Another legend says the Sun-goddess spoke to Sosanoö (the Moon-goddess), who reigned jointly with her over the high plain of heaven, and said, “I have heard that there is a food-possessing goddess in the central country of luxuriant reedy moors (Japan). Go and see.” Descending from heaven, she came to the august abode of the Goddess of Food, and asked for refreshment. The goddess, creating various forms of food, such as boiled rice from the land, fish from the sea, beasts, with coarse and fine hair, from the hills, set them on a banqueting-table before Sosanoö, who, enraged at the manner of the creation of the food, killed her.
Reporting the matter in heaven, Amaterasŭ was angry at Sosanoö, and degraded her (the Moon-goddess) from joint rule, and condemned her to appear only at night, while she, the Sun-goddess, slept. Amaterasŭ then sent a messenger the second time to see whether the Food-goddess was really dead. This was found to be the case.
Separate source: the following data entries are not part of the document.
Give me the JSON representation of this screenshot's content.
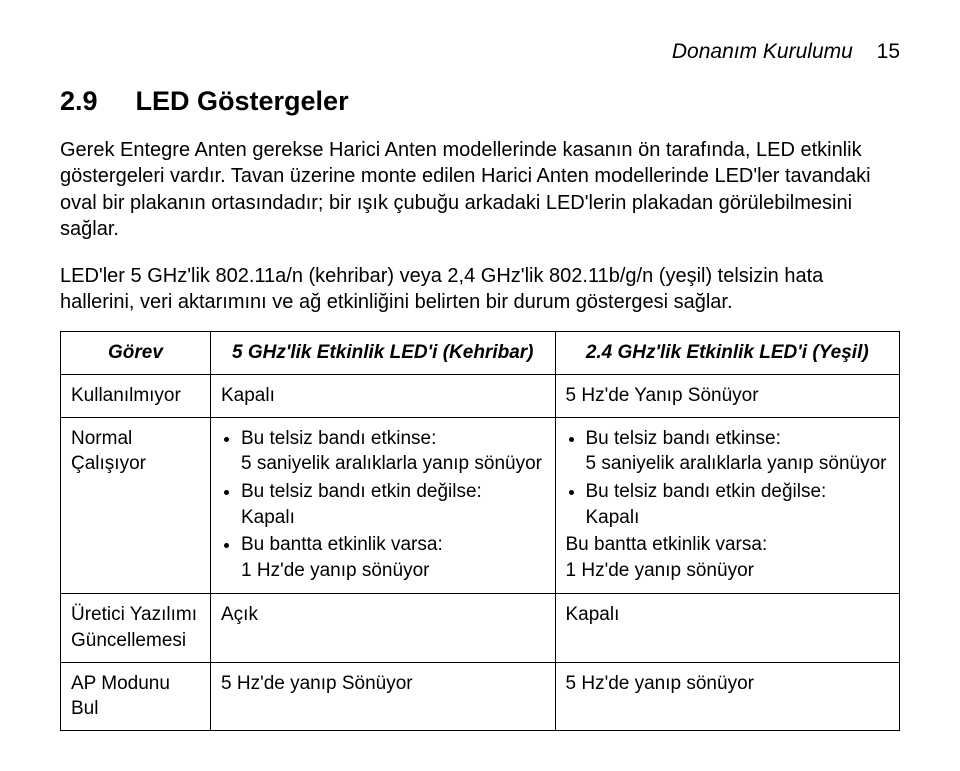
{
  "header": {
    "chapter": "Donanım Kurulumu",
    "page": "15"
  },
  "section": {
    "number": "2.9",
    "title": "LED Göstergeler"
  },
  "para1": "Gerek Entegre Anten gerekse Harici Anten modellerinde kasanın ön tarafında, LED etkinlik göstergeleri vardır. Tavan üzerine monte edilen Harici Anten modellerinde LED'ler tavandaki oval bir plakanın ortasındadır; bir ışık çubuğu arkadaki LED'lerin plakadan görülebilmesini sağlar.",
  "para2": "LED'ler 5 GHz'lik 802.11a/n (kehribar) veya 2,4 GHz'lik 802.11b/g/n (yeşil) telsizin hata hallerini, veri aktarımını ve ağ etkinliğini belirten bir durum göstergesi sağlar.",
  "table": {
    "head": {
      "c1": "Görev",
      "c2": "5 GHz'lik Etkinlik LED'i (Kehribar)",
      "c3": "2.4 GHz'lik Etkinlik LED'i (Yeşil)"
    },
    "r1": {
      "c1": "Kullanılmıyor",
      "c2": "Kapalı",
      "c3": "5 Hz'de Yanıp Sönüyor"
    },
    "r2": {
      "c1": "Normal Çalışıyor",
      "c2": {
        "b1": "Bu telsiz bandı etkinse:",
        "b1s": "5 saniyelik aralıklarla yanıp sönüyor",
        "b2": "Bu telsiz bandı etkin değilse:",
        "b2s": "Kapalı",
        "b3": "Bu bantta etkinlik varsa:",
        "b3s": "1 Hz'de yanıp sönüyor"
      },
      "c3": {
        "b1": "Bu telsiz bandı etkinse:",
        "b1s": "5 saniyelik aralıklarla yanıp sönüyor",
        "b2": "Bu telsiz bandı etkin değilse:",
        "b2s": "Kapalı",
        "b3": "Bu bantta etkinlik varsa:",
        "b3s": "1 Hz'de yanıp sönüyor"
      }
    },
    "r3": {
      "c1": "Üretici Yazılımı Güncellemesi",
      "c2": "Açık",
      "c3": "Kapalı"
    },
    "r4": {
      "c1": "AP Modunu Bul",
      "c2": "5 Hz'de yanıp Sönüyor",
      "c3": "5 Hz'de yanıp sönüyor"
    }
  }
}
Out of the dead body were growing, millet on the forehead; silk-worms and a mulberry-tree on the eyebrows; grass on the eyes; on the belly, rice, barley, and large and small beans; The head finally changed into a cow and horse. The messenger took them all, and presented them to Amaterasŭ. The Sun-goddess rejoiced, and ordained that these should be the food of human beings, setting apart rice as the seed of the watery fields, and the other cereals as the seed of the dry fields. She appointed lords of the villages of heaven, and began for the first time to plant the rice-seeds. In the autumn the drooping ears ripened in luxuriant abundance. She planted the mulberry-trees on the fragrant hills of heaven, and rearing silk-worms, and chewing cocoons in her mouth, spun thread. Thus began the arts of agriculture, silk-worm rearing, and weaving.